Methods: 135 pts (median age 62 [IQR 56-70] years) with ICM (median NYHA class 2 [2-3]; median baseline NT-proBNP 685 [300-1655] pg/ml) and no substantial impairment of kidney function received intracoronary BMC using the stop-flow technique. Prior to cell application, hsTrop and NT-proBNP were measured, and NT-proBNP as a marker of left ventricular wall stress assessment was repeated at 4 months follow-up.
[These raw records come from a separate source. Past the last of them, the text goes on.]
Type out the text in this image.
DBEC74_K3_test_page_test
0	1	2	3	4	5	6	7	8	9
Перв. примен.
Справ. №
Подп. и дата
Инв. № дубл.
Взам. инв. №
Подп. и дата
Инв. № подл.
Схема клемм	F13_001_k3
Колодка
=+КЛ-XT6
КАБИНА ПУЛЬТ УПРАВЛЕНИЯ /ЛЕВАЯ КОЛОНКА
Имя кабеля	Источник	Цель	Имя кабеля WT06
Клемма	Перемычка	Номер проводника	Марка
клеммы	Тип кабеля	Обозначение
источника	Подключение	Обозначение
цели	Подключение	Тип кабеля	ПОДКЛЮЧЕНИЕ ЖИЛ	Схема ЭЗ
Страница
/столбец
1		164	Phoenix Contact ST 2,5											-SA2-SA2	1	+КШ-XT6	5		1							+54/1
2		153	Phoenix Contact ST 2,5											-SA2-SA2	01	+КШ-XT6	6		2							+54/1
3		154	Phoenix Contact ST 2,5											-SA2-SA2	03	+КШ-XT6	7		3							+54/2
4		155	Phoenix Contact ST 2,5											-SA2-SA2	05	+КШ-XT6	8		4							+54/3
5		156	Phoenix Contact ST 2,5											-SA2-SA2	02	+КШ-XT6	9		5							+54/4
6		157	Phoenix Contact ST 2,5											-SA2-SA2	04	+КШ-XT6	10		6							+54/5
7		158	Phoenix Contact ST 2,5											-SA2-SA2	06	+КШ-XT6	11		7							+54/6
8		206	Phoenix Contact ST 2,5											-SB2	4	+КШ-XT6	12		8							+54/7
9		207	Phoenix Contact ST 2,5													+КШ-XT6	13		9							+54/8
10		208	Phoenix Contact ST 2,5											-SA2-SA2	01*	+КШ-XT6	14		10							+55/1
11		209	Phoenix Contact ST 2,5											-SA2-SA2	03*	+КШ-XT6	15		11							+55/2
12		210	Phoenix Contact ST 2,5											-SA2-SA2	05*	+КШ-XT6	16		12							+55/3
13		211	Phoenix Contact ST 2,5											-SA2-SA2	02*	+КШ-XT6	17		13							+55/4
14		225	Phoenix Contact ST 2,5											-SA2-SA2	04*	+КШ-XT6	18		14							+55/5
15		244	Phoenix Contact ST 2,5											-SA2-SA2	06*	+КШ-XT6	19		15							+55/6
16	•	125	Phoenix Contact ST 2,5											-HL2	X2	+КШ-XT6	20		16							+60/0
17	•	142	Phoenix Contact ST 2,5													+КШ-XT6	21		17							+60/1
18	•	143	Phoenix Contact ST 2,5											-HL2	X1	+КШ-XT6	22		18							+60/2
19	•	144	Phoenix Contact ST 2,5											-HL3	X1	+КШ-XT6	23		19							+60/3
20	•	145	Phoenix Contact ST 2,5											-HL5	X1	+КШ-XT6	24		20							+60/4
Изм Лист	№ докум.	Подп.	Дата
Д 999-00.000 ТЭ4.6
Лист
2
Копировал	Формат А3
Results: Pts with elevated hsTrop (> 14ng/ml, n=88) suffered from more severe CHF compared to pts with low hsTrop (<=14 ng/ml; n=47) as evidenced by higher NYHA class (2 versus 3, p<0.01) and NT-proBNP serum levels (467 [243-469] versus 1571 [611-3377] pg/ml; p<0.01). Pts with elevated baseline hsTrop demonstrated a profound and significant (p=0.04) reduction in their NT-proBNP (median delta NT-proBNP -160 [-1208 - 149] pg/ml; relative reduction -21%) in response to BMC administration at 4 months, whereas NT-proBNP remained unchanged in pts without elevated baseline hsTrop (median delta NT-proBNP -1.3 [-116 - 128]; relative change 0.8%). The decrease in NT-proBNP at 4 months was inversely correlated with baseline hsTrop (r=-0.33, p<0.001).
Conclusions: The extent of ongoing minute myocardial damage as measured by serum levels of circulating Troponin at the time of cell administration predicts the reduction of NT-proBNP serum levels at 4 months after intracoronary application of BMC in pts with ICM. These data indicate that beneficial effects of BMC administration on left ventricular remodeling and wall stress are confined to pts with ongoing minute myocardial injury in stable chronic post-infarction heart failure.
- © 2012 by American Heart Association, Inc.